A good example of Isolation is the way SQL Server uses Locks. In SQL Server some of our most common Locks are the Shared Lock and the Exclusive Lock. By default in SQL Server’s Transaction Isolation Level, is READ COMMITED. This means that if I have a simple table like below:
Huffy 28 in Bike
Star Wars Toy
And let’s pretend that there are a couple hundred rows. Let’s give a simple example if I go to Delete or Update the Light Saber row, and a millisecond after my Transaction starts, someone else tries to Select the record, what would happen? My Update would find my record with a Shared Lock, and then it would change to an Exclusive Lock on the record when I begin to Update my data. The Select statement would attempt to take a Shared Lock on the same record and it would be Blocked, having to wait until my Update finished.
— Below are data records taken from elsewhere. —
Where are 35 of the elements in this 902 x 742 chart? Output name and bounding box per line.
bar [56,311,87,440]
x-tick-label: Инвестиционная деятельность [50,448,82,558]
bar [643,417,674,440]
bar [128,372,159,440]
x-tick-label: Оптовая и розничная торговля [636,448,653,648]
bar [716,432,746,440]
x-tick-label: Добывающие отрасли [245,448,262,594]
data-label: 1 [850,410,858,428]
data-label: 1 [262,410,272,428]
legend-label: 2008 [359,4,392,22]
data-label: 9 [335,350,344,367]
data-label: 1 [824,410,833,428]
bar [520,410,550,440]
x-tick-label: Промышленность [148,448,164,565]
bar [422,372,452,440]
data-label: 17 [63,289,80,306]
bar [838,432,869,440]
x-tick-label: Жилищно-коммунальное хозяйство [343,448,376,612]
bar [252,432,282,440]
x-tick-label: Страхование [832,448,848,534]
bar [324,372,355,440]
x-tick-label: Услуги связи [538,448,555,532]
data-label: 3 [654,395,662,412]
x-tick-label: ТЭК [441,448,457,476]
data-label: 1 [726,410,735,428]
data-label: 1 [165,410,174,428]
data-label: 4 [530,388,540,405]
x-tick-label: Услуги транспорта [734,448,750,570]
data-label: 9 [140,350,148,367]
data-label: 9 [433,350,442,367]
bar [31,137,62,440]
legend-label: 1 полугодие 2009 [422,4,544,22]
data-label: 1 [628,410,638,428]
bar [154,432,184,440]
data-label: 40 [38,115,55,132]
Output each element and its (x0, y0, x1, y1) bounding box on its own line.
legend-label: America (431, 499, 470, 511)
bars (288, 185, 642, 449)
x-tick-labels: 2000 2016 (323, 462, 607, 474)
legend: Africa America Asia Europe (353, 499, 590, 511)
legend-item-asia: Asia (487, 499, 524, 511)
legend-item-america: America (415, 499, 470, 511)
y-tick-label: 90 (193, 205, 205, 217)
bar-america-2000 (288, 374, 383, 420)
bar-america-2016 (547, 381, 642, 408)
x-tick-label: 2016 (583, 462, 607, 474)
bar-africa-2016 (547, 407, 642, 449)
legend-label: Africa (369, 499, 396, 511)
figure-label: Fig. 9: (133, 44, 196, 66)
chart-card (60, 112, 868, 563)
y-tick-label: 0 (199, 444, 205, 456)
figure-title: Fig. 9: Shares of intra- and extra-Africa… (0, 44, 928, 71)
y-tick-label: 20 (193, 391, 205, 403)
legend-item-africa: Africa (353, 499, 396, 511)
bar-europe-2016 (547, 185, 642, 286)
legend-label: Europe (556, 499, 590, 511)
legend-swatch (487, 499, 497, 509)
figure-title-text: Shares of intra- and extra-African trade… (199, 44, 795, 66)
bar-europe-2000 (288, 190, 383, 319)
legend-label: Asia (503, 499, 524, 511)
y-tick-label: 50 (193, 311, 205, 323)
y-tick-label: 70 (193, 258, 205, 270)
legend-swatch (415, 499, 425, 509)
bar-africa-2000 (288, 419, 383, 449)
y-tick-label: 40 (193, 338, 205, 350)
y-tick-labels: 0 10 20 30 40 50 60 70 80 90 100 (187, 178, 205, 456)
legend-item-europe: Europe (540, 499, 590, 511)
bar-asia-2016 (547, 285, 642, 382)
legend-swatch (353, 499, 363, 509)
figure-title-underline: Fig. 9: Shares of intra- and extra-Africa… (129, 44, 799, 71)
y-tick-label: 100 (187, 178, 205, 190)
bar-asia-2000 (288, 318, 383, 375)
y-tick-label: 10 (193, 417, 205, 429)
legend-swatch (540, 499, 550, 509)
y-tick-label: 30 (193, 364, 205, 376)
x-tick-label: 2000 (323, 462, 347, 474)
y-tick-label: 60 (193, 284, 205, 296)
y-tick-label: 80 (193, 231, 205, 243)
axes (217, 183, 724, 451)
Now all of this would only take a fraction of a second, but it is Locking and Blocking function as intended. This is a very basic level and we’ll cover Transaction Isolation Levels at a later date.
The best example I can think of for Durability is Recovery. Durability means that you have an advanced logging mechanism that allows a Transaction that is COMMITED to persist, even if the computer is shut down at the second a COMMIT is received. Likewise it would ROLLBACK any Transactions that may have been in progress, or In-Flight, that had not yet reached a COMMITTED state, ensuring that our database is Durable through unexpected shutdowns. To see Recovery in Action open up your SQL Server Instance, go to Management, SQL Server Logs, and look at when your server came online.
You’ll find that when the databases where brought online there is a record for Transactions Rolled Forward and for Transactions Rolled Back, and you will see the message “Recovery Complete” for databases.
We touched on a lot of topics today that each could be and deserve their own blog post if not series, Transaction Isolation Levels, Locking & Blocking, Internal File Structures, Logical File Structures, and Recovery. To be honest we could have continued on for much longer, but what I want you to see is that ACID is fundamental to your database.
So Dear Reader, I hope you can use this going forward.